Mary, still shaking her head to try and clear the fog that surrounded her mind, sounded worried, "We don't have a place to stay, you know that, Liz."
Elizabeth, known as Liz to most people had already expected that and nodded, "Assuming that we get out of here, you can both stay at my place, a bit west of London, not far from here.
Will added in, "He's bound to follow us… how we could get anywhere, how could I have destroyed that damned knife…" But Will knew why he had to, as images of Specters danced around in his mind's eye. And as Lyra's face, tawny hair tucked back behind her ears, and a grin on her lips, took the place of the Specters he knew he would've been tempted to use the knife. He looked as if he was beginning to drift back under his sea of despair when the current situation reminded him of the urgency of their escape.
Liz looked confused at his talk about the knife, and obviously Mary didn't tell her about Will's adventures outside of his own world.

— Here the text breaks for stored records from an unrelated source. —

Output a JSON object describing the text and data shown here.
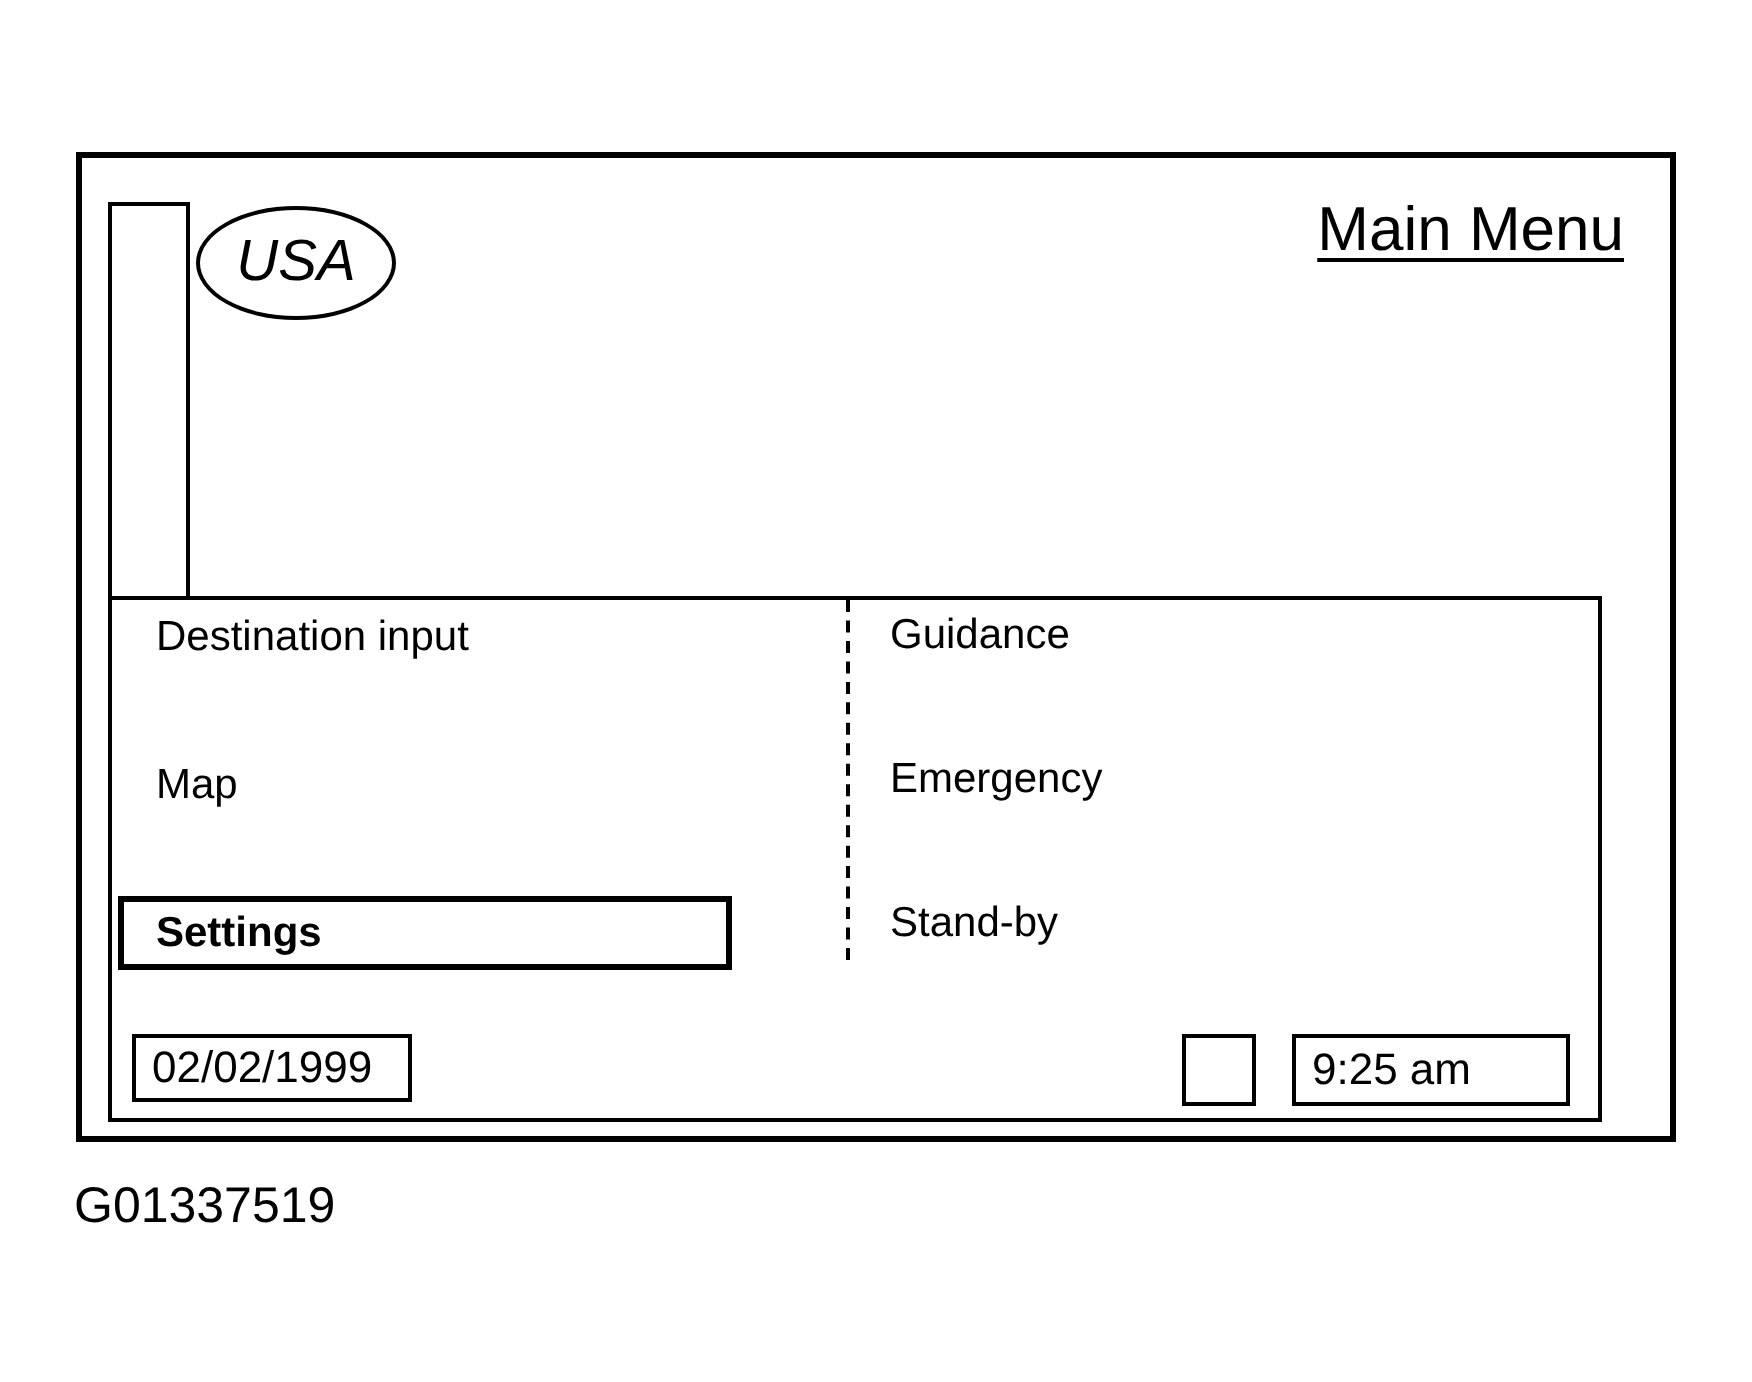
{
  "screen": {
    "region": "USA",
    "title": "Main Menu"
  },
  "menu": {
    "columns": [
      {
        "items": [
          {
            "label": "Destination input",
            "selected": false
          },
          {
            "label": "Map",
            "selected": false
          },
          {
            "label": "Settings",
            "selected": true
          }
        ]
      },
      {
        "items": [
          {
            "label": "Guidance",
            "selected": false
          },
          {
            "label": "Emergency",
            "selected": false
          },
          {
            "label": "Stand-by",
            "selected": false
          }
        ]
      }
    ]
  },
  "status_bar": {
    "date": "02/02/1999",
    "time": "9:25 am"
  },
  "caption": "G01337519"
}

She was going to begin to ask but she decided against it when she looked into Will's fierce blue eyes, as many people feared to do, and saw the sorrow deep within them.
Will cleared his mind of all but the present situation, "Think we could make a run for it?" A crazy idea was forming within his mind, part by part, but it was indeed forming. Like when you begin building a puzzle and at first it seems like nothing, but when it's finally formed it could be the most beautiful thing in the world.
"Oh, that won't be necessary." A cold voice whispered into Will's ear and he somehow knew that his metaphoric puzzle had just been cut in half.